Racing is called the ‘sport of kings’ but, it has a dark side.

What happens to the thousands of thoroughbred horses that don’t win? The answer isn’t pretty.

Denise Koch reports, one farm is offering hope.

Last year’s winner Exaggerator won the Preakness, but he’s now retired and is out to stud, but for the horses that don’t win, or stop winning, the future is not so bright.

“About 130,000 go to slaughter every year and about 10 percent or about 13,000 are thoroughbreds,” Bev Strauss said.

Horses sold for slaughter are shipped to Canada or Mexico and are killed in disturbing ways. Their meat is then shipped to Europe.

That was where two beauties were headed when Bev Strauss found them.

“Maryland has such a rich history of horses and farms and horsemen and I just don’t think people realized where these horses were going when they were done racing,” Strauss said.

So Bev created Mid-Atlantic Rescue Farm in Cecil County. She now goes to auction, out-bids so-called kill buyers and instead of being slaughtered they’re rehabbed, retrained and adopted. That’s where she found ‘Arrive.’

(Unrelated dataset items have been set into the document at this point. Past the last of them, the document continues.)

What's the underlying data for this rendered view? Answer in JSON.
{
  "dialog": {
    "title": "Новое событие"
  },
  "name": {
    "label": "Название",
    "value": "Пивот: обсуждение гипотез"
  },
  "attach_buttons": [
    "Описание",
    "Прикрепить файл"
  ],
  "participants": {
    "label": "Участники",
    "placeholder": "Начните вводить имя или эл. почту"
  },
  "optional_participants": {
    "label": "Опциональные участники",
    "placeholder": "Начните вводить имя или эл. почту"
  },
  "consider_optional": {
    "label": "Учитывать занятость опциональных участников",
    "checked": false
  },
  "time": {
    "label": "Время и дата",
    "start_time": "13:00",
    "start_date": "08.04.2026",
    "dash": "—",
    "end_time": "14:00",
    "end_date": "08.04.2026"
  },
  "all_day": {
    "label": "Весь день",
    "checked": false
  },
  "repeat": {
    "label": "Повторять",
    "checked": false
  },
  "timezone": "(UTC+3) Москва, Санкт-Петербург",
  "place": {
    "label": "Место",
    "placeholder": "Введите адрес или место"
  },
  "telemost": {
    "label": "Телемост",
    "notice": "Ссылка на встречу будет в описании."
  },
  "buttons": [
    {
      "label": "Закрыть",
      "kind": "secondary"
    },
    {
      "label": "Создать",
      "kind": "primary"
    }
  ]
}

Originally sold for $200,000 as a 2 year old, he made money but, after his final race he disappeared until Bev spotted him at auction, emaciated and headed for slaughter. His lip was tattooed to confirmed his identity.

“He’s still pretty thin. You can feel his ribs, he’s getting there though. He’s put on probably 300-400 pounds since we had him. We’ll let him put a little more weight on before we start training him, retraining him for riding,” she said.

Another horse, Arcaney won $70,000 in his racing career. A couple of months at Mid-Atlantic and a couple of surgeries, he’s now ready to be somebody’s pet.

Mid-Atlantic has about 35 horses at any one time. Every field holds a piece of racing history.

With thousands facing death, this is just a start but Bev is hopeful.

“Everybody in the industry is now working together to solve the problem and we’re making huge strides,” she said.

Mid-Atlantic Horse Rescue is part of TAA, the Thoroughbred After-Care Alliance. All 62 accredited members are dedicated to helping retire, retrain and rehome thoroughbreds off the track.

Half of all the proceeds from Friday’s Black-Eyed Susan Day will go to TAA.